Guess they are leaving some boost on the table for the tuners to make some money on...lol


----------



## Rudy_H (Jul 6, 2012)

dmorrow said:


> They said it was $5700 dollars, not pounds, note the symbol in front of the number. You are taking the dollar they gave and converting it to dollars again. I would also be willing to bet you won't get the Audi S3 cheaper than the VW R.
> 
> From their numbers the GTI is 12% cheaper than the S3 in the UK (5700/47500). This is straight numbers from them. This seems like a very small difference in prices.


Ya, I don't think any of this conversion stuff makes sense in the article...
The price difference between the S3 and GTI is about £4,655...who knows how they are coming up with their numbers.

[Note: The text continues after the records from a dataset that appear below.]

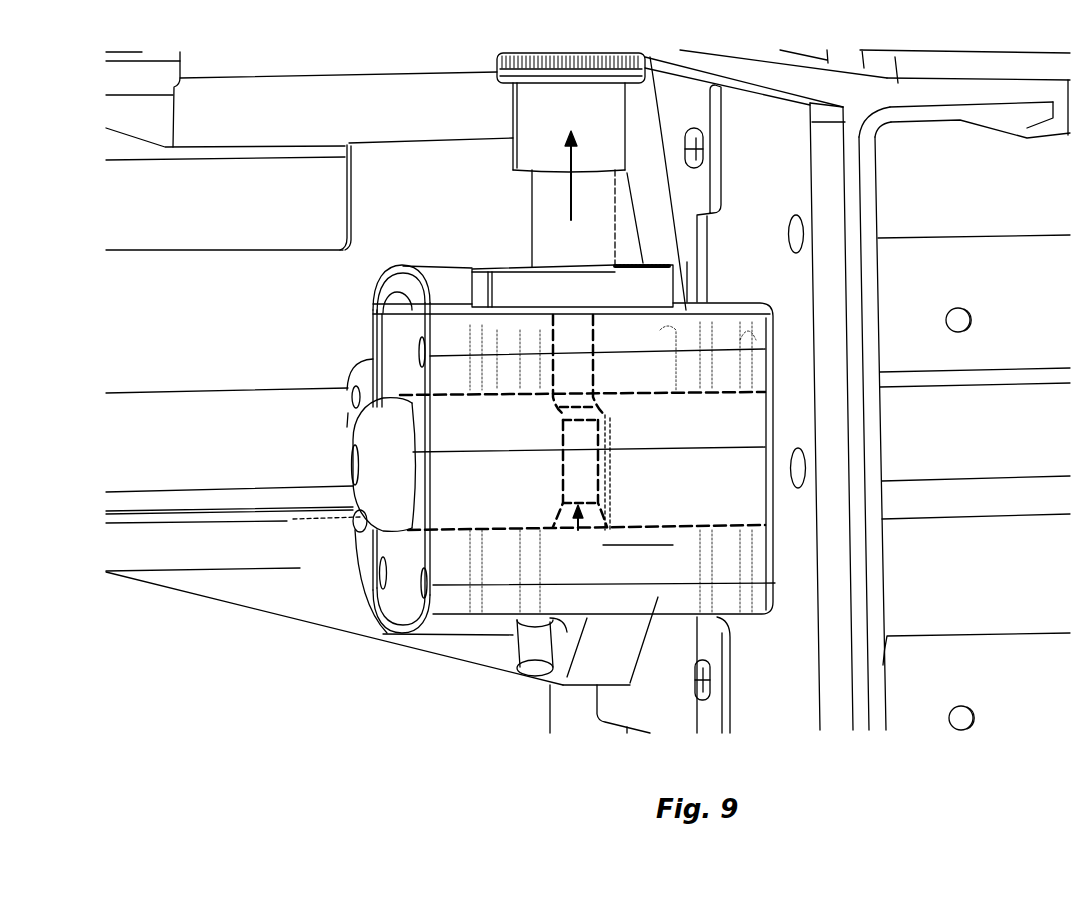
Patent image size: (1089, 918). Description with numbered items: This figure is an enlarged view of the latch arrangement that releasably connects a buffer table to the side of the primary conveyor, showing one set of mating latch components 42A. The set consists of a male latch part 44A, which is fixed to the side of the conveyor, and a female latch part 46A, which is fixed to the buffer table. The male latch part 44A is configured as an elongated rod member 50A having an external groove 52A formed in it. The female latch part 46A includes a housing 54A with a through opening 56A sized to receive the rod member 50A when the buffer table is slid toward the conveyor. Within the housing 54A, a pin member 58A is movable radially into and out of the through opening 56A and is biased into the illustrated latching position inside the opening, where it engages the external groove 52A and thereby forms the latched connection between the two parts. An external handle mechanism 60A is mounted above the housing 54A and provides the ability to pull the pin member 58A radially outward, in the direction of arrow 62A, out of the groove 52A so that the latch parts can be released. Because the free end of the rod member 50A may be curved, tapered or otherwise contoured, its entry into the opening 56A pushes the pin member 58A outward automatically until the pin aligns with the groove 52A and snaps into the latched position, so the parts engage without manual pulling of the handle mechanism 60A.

The mating latch components 42A is at (321, 636).
The male latch part 44A is at (377, 503).
The female latch part 46A is at (400, 598).
The rod member 50A is at (462, 532).
The external groove 52A is at (578, 531).
The housing 54A is at (390, 337).
The through opening 56A is at (500, 392).
The pin member 58A is at (582, 343).
The external handle mechanism 60A is at (520, 157).
The arrow 62A is at (571, 219).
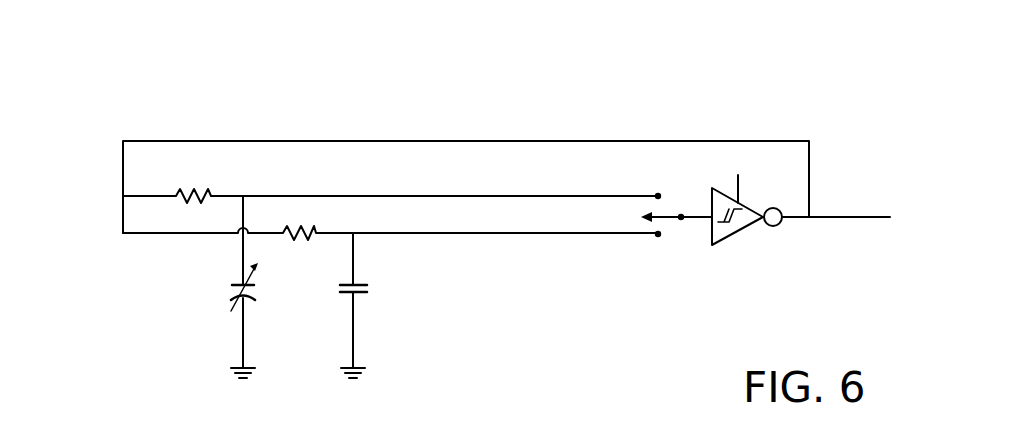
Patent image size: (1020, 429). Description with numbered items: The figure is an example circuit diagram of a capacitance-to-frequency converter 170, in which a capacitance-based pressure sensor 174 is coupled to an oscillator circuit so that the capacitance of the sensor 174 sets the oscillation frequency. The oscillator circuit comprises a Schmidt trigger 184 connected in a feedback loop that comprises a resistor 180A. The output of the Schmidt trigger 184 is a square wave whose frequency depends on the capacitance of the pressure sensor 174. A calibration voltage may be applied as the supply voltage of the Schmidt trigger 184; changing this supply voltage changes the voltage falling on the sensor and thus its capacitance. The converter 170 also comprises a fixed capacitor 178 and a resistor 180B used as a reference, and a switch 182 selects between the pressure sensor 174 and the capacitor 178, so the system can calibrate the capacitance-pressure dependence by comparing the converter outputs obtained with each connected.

The capacitance-to-frequency converter 170 is at (120, 110).
The capacitance-based pressure sensor 174 is at (241, 278).
The fixed capacitor 178 is at (360, 294).
The resistor 180A is at (190, 158).
The resistor 180B is at (309, 240).
The switch 182 is at (672, 222).
The Schmidt trigger 184 is at (732, 238).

S3 base £30,500 presume it is OTR based off the price pricing of the Sportback
GTI base £25,845 - according to VW UK, I would presume that is the OTR price
~15%

Thing is, when you look at the options for the base S3, it doesn't include items I would expect to be on a base S3 for North America. So to base anything off the UK site unless I suppose you start adding on options you won't have a good indicator


----------



## caliatenza (Dec 10, 2006)

Rudy_H said:


> Ya, I don't think any of this conversion stuff makes sense in the article...
> The price difference between the S3 and GTI is about £4,655...who knows how they are coming up with their numbers.
> 
> 
> ...


Rudy, what kind of items do you expect to be on a base S3? The only thing we know for sure that will be standard is the drive select, because that was mentioned in the press release. I am assuming that Audi will go with the premium plus and the prestige packages this time around...


----------



## gizmopop (Feb 6, 2000)

nosrednug said:


> This can't be right?


That's the same wheel size my 04 R32 has. 19s are optional for the S3 though.


----------